Here’s yet another reason to minimize soy products in your diet. A recent study at the Harvard School of Public Health found that eating even moderate amounts of soy significantly reduces male sperm count. All it takes is a single cup of soymilk or a bit of tofu or an energy bar or a strip of soy bacon every other day, and sperm count drops by almost half, according to the researchers.
The research team monitored the soy intake of 99 men who were seen at a fertility clinic. They found that the higher the soy consumption, the lower the sperm count. Men who didn’t consume soy had an average sperm count between 80 million to 120 million sperm per milliliter, while the soy junkies averaged 41 million fewer sperm per milliliter. The problem stems from the fact that soy is high in isoflavone content — or phytoestrogens, which mimic the effect of estrogen in the body. This might work well for menopausal women who want to minimize hot flashes by eating tofu, but not so well for men who want to be virile and make babies — if true.
In spite of these findings, data shows that Asian men who eat up to ten times as much soy as study participants remain perfectly fertile. This fact sparked the European Natural Soyfoods Manufacturers Association to point out that, “Generations of Asians have regularly consumed soya without fertility disorders, and Asian countries have prodigiously produced very healthy, highly-functioning children for centuries.”
So what’s the story? Is soy consumption antithetical to fertility, given the fact that Asian men are chomping down the soy and churning out the kids?

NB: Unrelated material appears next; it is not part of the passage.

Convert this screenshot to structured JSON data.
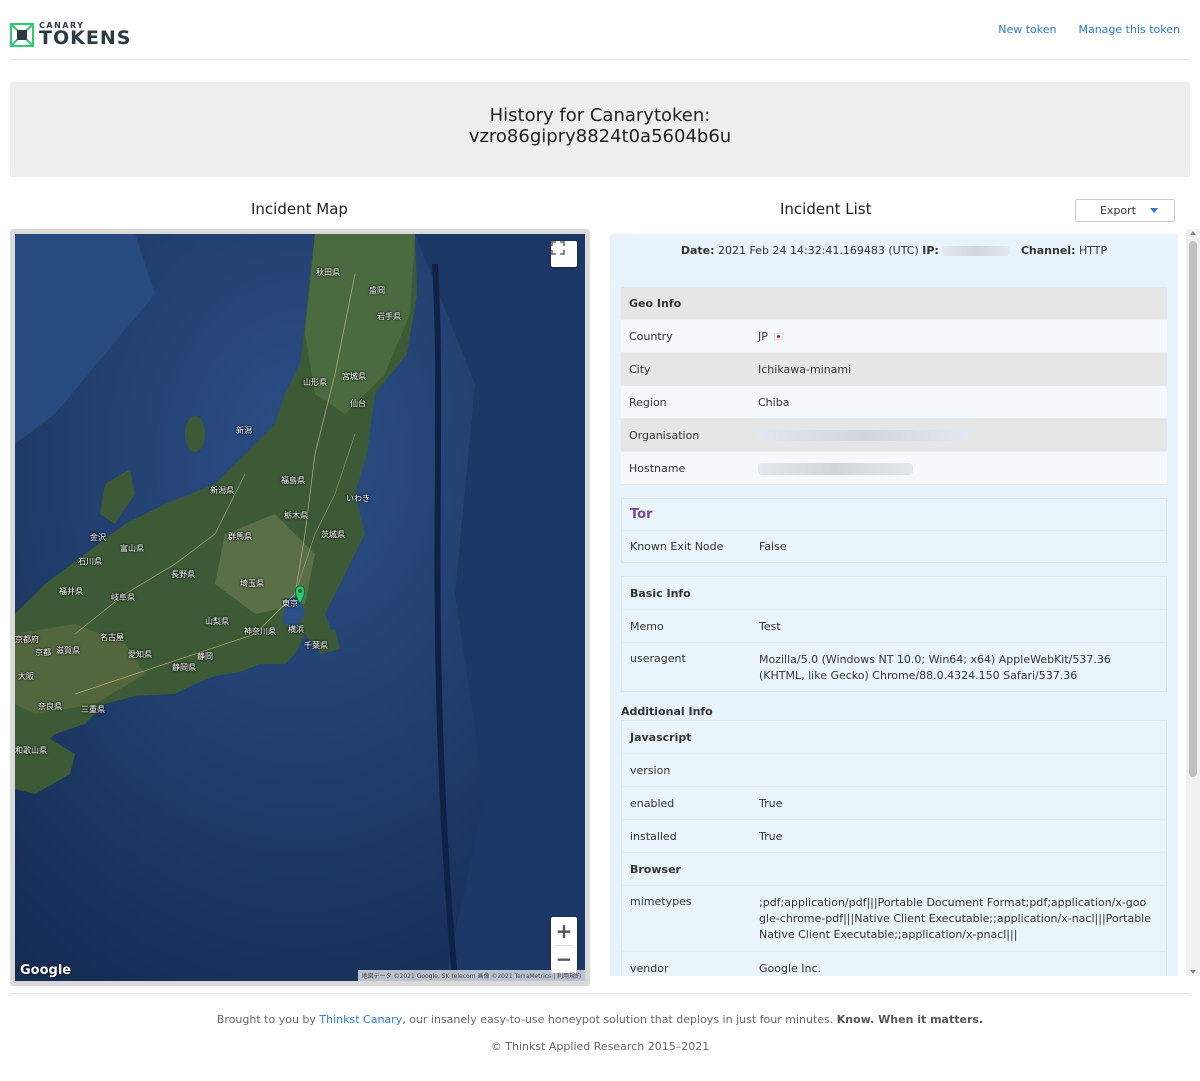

Well, there is a difference between Western men and Asian men, and it has to do with weight. Asian men don’t have the incidence of obesity that we have in the West. The researchers found that the relationship between low sperm count and soy consumption was far more pronounced in overweight subjects. This may be because overweight men already produce more estrogen than men at healthy weights, making them more vulnerable to the impact of soy products. In fact, although Asian men who eat lots of soy do have slightly depressed sperm counts, they also have fewer immature sperm in their testes than Western men do.
The research team certainly took the view that excessive weight is the triggering factor. They wrote, “One possibility is that excess body weight modifies the relation between phytoestrogen intake and semen quality as our data suggests. While increasing at alarming rates, the prevalence of overweight and obesity is still much lower in Asia than in the USA.”
Pretty convincing evidence, or is it? One question that wasn’t addressed in the study was the possible impact of GMO products, since 85-percent of soy products on the shelf in the US are genetically modified, whereas in contrast, China imports GMO soy but doesn’t grow it, nor do any other Asian countries. And so, the soy products consumed in Asia are far less likely to be genetically modified. While the safety of GMO products continues to spark debate, it’s known that 90 percent of soy planted in the United States is herbicide-tolerant, most of it containing significant amounts of the herbicide Roundup. And, Roundup is a known endocrine disruptor.
As a side note, other problems with soy, beyond its sperm-killing properties, include “high levels of phytic acid or phytates [in unfermented soy products], which block the absorption of essential minerals like calcium, magnesium, iron, and especially zinc in the intestinal tract. Unfermented soy also contains trypsin inhibitors and hemaglutinin that stunt human growth.” Plus, soy has been implicated in damaged brain function, developmental abnormalities in infants, increased risk of cancer, and the early onset of puberty.
In short, if you must have soy, use organic, non-GMO products, limit consumption, and opt for fermented products such as miso, tempeh, and Tamari soy sauce. Oh, and lose some of that extra weight so that the phytoestrogens don’t wipe out your “little guys.”